Tommaso Galizia, vicedirettore di Missio ha spiegato ai ragazzi: «per parlare di missione dobbiamo parlare di Chiesa ma che cos’è? Un popolo che Dio desidera convocare da tutti i confini della terra. E chi sono i missionari? Tutti noi, non c’è dubbio! Tutti coloro che hanno ricevuto il battesimo».

Ha poi aggiunto che c’è «un destino eterno d’amore per ciascuno e ognuno dei battezzati ha il compito di essere un piccolo riflesso dell’amore di Dio».  

Sia Galizia sia don Giuseppe Pizzoli, direttore di Missio, hanno puntato l’attenzione sull’universalità della missione e sull’unicità delle Pontificie Opere Missionarie.

«Ricordiamo che le Pontificie Opere sono le uniche che aiutano nell’ambito delle attività pastorali della Chiesa – ha detto don Giuseppe – finanziando quello che gli altri non finanziano. Ad esempio far studiare i seminaristi o costruire una cappella nei territori di missione».

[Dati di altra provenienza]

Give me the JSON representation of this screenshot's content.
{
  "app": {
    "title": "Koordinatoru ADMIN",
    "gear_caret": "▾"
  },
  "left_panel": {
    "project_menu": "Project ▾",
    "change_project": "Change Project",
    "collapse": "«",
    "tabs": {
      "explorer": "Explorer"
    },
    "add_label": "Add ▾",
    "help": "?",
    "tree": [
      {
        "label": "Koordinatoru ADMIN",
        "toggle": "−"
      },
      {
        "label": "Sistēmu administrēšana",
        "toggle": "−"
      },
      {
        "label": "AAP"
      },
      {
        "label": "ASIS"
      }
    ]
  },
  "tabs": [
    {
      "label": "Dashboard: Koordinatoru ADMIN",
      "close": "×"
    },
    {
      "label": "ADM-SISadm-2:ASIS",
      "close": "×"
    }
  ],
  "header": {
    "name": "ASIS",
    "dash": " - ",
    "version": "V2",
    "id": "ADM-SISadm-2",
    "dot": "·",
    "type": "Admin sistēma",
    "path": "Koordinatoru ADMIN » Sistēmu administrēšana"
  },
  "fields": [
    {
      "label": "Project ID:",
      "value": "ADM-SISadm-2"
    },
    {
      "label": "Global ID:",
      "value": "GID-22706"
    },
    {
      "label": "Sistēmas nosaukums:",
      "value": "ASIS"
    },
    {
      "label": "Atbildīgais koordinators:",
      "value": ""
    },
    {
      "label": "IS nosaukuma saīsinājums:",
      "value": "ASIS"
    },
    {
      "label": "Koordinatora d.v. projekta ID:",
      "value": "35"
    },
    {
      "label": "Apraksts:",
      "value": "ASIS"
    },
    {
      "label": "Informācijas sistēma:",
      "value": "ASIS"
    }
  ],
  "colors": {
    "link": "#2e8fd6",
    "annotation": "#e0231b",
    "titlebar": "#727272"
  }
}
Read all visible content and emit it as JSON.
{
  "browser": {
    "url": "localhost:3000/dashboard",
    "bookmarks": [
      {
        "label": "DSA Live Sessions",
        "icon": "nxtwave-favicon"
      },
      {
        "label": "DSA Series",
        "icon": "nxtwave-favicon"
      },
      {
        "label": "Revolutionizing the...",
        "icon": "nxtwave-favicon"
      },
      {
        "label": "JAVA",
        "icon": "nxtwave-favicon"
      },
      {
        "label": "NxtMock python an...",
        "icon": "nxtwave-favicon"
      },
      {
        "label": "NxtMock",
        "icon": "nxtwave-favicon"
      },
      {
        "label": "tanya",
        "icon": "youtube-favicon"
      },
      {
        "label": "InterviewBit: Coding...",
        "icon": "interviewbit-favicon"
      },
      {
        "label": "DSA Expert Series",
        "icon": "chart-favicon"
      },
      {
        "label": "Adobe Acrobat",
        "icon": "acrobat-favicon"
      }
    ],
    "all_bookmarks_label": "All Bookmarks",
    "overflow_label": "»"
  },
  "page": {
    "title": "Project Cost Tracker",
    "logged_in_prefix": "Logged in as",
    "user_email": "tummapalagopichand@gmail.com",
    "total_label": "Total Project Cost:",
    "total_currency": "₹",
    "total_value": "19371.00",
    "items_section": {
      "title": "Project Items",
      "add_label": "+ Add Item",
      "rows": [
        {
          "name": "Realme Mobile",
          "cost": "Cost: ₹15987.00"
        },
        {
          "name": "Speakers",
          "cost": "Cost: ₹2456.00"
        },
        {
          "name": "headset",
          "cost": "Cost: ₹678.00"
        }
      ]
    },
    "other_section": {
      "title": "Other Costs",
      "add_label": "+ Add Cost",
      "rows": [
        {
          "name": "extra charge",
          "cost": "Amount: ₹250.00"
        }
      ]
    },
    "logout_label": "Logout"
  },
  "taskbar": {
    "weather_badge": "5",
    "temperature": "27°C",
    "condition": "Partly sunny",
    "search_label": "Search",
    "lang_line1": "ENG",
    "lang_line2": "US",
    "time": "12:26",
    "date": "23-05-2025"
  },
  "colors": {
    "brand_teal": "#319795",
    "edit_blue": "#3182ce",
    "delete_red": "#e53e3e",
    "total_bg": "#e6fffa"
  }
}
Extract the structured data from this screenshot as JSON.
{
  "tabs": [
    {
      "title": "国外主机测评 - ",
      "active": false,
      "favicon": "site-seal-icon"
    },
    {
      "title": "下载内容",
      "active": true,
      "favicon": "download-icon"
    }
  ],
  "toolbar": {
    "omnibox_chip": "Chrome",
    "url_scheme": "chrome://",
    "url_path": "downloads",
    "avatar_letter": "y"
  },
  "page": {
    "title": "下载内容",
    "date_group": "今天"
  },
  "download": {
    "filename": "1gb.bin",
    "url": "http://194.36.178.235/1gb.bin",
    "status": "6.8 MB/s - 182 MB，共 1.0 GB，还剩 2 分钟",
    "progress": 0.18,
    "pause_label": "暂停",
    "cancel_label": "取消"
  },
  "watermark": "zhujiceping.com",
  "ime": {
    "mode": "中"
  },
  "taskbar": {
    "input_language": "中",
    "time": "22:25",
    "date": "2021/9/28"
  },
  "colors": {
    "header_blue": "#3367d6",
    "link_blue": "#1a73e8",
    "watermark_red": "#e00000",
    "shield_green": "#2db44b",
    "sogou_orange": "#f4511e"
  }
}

Ha poi ricordato quanto sia stato «commovente trovarsi in una parrocchia di periferia a Bafatà durante la messa, con 100 cristiani su 120 battezzati nella penultima domenica di ottobre: pregano per tutti i missionari del mondo e fanno la loro offerta per la missione universale».

Eleonora Borgia di Missio Giovani ha elencato gli strumenti di animazione di Missio per gli under 30 e spiegato come ritrovarli nel sito web della Fondazione.

«Cosa possiamo fare quando ritorniamo a casa? Anche laddove non c’è un territorio fertile di missione si possono mettere in rete tutte le nostre iniziative: e allora sapete che forza? Che contagio potente può generarsi?».